For the moderns, Constant said, liberty consisted of "peaceful pleasures and private independence." Modern men wished, Constant explained, "each to enjoy our own rights, each to develop our own faculties as we like best, without harming anyone . . . Individual liberty, I repeat, is the true modern liberty."
As a consequence, while a concern for the preservation of political liberty was essential to the preservation of individual liberty, Constant believed that politics was a distraction from the proper affairs of free men, and these proper affairs were the peaceful pursuit and cultivation of their personal, family, commercial and voluntary societal relationships.
In the ancient world, the personal and the private were subordinate and subjugated to the political. Each individual's life revolved around and was defined by his relationship to and – and standing within – the political order. But in Benjamin Constant's "modern world" of the early 19th century, the political order was relegated to an increasingly unimportant corner of social life. The individual was liberated from political subordination, and he attached himself to an expanding web of voluntary relationships of diverse and personal interest.

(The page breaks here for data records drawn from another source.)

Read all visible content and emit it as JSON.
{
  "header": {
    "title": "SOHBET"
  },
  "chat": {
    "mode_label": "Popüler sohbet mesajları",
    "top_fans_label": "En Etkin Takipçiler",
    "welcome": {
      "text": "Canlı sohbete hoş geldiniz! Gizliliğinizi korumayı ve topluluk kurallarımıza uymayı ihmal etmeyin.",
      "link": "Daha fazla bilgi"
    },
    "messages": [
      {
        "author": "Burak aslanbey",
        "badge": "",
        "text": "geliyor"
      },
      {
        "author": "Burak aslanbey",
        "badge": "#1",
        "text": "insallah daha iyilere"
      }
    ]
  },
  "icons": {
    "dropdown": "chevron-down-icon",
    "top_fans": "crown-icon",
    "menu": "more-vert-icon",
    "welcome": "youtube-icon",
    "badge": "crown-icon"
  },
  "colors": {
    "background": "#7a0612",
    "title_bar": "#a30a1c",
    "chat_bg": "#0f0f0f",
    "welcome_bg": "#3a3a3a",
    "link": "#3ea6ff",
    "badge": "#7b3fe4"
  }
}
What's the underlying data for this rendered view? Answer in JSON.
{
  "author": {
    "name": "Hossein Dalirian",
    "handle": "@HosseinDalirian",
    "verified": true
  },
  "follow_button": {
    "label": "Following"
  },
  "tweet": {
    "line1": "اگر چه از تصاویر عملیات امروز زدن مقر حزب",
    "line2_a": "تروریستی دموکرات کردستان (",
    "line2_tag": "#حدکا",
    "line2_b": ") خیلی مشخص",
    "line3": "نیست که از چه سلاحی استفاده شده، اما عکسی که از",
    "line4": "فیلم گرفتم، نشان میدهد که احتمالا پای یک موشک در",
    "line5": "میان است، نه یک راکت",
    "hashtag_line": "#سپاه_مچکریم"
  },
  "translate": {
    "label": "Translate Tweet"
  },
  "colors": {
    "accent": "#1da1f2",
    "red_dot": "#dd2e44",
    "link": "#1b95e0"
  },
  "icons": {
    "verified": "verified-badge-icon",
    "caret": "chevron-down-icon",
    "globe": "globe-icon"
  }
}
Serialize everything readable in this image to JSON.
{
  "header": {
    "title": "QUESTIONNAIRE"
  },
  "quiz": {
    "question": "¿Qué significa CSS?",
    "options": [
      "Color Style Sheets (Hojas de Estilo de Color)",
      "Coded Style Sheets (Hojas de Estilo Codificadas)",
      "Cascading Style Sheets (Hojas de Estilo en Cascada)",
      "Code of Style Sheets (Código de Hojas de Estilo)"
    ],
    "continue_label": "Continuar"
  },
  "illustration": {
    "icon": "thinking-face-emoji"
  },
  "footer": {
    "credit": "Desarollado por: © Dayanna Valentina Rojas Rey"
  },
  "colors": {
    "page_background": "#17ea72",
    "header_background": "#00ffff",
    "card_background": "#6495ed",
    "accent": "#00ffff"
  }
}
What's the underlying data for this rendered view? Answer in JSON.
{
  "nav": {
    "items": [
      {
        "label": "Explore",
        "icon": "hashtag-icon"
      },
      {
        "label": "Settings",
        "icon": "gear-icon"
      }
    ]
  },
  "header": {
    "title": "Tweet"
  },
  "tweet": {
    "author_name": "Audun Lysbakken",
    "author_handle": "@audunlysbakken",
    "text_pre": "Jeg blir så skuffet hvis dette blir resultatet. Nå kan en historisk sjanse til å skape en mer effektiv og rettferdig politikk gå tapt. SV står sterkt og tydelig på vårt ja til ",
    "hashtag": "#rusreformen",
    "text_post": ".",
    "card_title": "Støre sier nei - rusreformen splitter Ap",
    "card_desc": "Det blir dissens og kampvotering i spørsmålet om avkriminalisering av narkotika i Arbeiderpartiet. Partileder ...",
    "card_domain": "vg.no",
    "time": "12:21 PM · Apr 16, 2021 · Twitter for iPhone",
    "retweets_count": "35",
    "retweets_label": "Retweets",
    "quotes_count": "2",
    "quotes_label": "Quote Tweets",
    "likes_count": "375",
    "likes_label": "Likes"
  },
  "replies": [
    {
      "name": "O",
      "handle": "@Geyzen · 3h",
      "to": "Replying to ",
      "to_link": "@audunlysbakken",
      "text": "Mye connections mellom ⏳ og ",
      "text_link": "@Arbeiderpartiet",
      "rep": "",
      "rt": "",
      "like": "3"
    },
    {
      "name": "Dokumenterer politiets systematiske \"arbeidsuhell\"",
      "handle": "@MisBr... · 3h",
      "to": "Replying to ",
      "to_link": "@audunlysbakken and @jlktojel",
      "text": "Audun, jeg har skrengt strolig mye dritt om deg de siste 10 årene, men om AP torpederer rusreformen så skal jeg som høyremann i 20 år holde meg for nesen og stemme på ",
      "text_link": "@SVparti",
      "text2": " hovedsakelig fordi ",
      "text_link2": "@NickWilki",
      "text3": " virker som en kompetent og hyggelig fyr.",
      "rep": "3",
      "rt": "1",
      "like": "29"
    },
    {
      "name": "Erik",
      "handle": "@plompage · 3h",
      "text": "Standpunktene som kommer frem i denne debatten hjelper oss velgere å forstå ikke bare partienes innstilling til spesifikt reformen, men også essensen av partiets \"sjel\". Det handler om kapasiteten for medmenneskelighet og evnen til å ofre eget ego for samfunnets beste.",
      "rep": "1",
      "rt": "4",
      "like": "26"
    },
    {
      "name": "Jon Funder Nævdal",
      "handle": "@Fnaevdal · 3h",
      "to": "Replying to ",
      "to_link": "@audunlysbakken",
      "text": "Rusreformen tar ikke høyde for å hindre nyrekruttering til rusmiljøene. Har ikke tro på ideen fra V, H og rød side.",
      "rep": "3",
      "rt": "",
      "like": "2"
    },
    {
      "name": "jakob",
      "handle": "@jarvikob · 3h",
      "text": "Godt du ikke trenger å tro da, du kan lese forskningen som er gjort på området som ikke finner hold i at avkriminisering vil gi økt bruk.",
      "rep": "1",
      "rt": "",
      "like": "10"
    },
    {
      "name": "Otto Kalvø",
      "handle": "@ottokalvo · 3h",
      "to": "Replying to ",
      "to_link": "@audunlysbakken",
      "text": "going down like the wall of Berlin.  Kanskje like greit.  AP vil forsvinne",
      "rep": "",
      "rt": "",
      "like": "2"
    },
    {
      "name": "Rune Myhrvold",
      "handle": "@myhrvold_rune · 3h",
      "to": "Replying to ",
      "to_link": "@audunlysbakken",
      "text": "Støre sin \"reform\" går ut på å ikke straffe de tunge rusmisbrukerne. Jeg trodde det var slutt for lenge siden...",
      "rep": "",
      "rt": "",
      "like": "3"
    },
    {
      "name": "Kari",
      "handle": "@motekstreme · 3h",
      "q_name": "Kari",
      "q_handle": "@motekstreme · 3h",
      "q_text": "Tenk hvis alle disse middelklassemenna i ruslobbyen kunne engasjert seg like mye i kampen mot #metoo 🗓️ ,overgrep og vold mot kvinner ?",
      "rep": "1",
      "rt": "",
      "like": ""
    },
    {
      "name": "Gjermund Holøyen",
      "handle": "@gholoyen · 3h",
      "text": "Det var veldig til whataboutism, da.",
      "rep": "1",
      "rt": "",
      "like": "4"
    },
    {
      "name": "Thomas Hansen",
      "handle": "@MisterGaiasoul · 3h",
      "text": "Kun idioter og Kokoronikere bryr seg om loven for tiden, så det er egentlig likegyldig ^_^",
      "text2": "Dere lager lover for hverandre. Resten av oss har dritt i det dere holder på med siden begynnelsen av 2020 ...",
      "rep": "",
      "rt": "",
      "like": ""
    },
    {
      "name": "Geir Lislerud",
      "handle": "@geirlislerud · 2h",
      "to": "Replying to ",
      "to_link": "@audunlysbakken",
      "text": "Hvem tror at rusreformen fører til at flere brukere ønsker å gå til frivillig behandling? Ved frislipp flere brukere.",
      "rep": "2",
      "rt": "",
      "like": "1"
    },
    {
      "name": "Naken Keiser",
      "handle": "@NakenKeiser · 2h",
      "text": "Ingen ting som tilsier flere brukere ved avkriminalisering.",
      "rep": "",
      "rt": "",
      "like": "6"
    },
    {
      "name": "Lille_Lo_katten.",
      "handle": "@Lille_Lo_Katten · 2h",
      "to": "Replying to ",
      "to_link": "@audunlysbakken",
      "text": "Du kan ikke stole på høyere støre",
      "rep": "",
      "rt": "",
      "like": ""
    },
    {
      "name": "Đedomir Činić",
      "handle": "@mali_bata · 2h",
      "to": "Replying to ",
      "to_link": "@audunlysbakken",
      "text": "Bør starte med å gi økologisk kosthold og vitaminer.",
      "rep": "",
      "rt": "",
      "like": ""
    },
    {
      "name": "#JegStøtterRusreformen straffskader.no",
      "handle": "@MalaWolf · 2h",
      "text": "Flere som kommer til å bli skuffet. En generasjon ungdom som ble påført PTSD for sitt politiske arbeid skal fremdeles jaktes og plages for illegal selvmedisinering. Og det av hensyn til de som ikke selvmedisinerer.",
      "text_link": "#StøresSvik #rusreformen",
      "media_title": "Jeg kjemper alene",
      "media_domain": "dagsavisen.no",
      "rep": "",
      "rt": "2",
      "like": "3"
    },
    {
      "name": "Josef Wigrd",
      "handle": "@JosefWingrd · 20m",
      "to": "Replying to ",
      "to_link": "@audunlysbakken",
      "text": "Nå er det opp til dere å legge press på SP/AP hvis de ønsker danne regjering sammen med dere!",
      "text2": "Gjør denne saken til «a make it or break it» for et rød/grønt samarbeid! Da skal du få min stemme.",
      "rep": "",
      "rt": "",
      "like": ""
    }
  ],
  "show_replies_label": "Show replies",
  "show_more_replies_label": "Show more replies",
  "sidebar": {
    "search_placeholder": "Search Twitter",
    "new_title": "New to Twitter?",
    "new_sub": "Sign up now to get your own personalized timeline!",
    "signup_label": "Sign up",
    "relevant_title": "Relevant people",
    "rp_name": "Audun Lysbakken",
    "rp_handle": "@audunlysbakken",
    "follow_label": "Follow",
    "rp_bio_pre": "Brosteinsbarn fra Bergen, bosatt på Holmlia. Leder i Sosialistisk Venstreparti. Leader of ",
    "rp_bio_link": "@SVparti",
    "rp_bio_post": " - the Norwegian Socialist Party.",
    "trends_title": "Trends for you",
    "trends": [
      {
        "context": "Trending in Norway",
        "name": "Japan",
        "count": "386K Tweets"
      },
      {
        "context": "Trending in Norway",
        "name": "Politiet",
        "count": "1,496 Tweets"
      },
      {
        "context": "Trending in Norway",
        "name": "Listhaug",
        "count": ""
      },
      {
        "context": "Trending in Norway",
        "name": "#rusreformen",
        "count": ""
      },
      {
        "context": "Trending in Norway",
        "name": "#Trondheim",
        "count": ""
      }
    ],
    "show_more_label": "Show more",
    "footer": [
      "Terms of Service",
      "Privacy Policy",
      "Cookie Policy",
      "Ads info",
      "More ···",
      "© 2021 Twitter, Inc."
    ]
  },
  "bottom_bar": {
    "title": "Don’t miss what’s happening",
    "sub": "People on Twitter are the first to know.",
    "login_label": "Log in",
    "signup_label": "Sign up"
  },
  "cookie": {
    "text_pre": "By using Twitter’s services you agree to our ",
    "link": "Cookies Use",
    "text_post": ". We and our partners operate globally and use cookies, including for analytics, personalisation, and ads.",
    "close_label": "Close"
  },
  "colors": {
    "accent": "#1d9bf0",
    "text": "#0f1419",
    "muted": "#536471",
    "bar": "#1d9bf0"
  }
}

Returning to the Collectivism of the Ancients
The tragedy of our own time, two hundred years after Benjamin Constant delivered his lecture on, "The Liberty of the Ancients Compared with that of the Moderns," is that our "post-modern" era has been slowly but surely returning to the false conception of freedom as understood and practiced by the "ancients."
The "collective" has become increasingly everything, and the individual almost nothing. With a diminished or, indeed, nearly non-existent belief in or understanding of the "natural rights" of the individual human being to his life, liberty and honestly acquired property, he is a sacrificial slave to the presumed interests of the social and political group of which he is declared to be an inseparable and inescapable part.
The individual's spoken and written words can be curtailed; his freedom of movement is constrained by government border controls and prohibitions; his choice of work, occupation and profession is regulated and restricted by bureaucracies serving special interest groups as well as their own narrow purposes; his earned income and accumulated wealth is politically redistributed by politicians buying votes and enhancing their own power; and his personal safety is made precarious due to the uncertainties resulting from foreign interventions and wars that drag him and his society into conflicts in faraway countries in the names of "national interest," "nation-building" in other places, and altruistic global "social welfare" adventures.
We need the wisdom and principled defense of individual rights and liberty that Benjamin Constant displayed in his writings and lectures, without which we may easily continue down the road that leads even more to the collectivism of the ancients of three thousand years ago.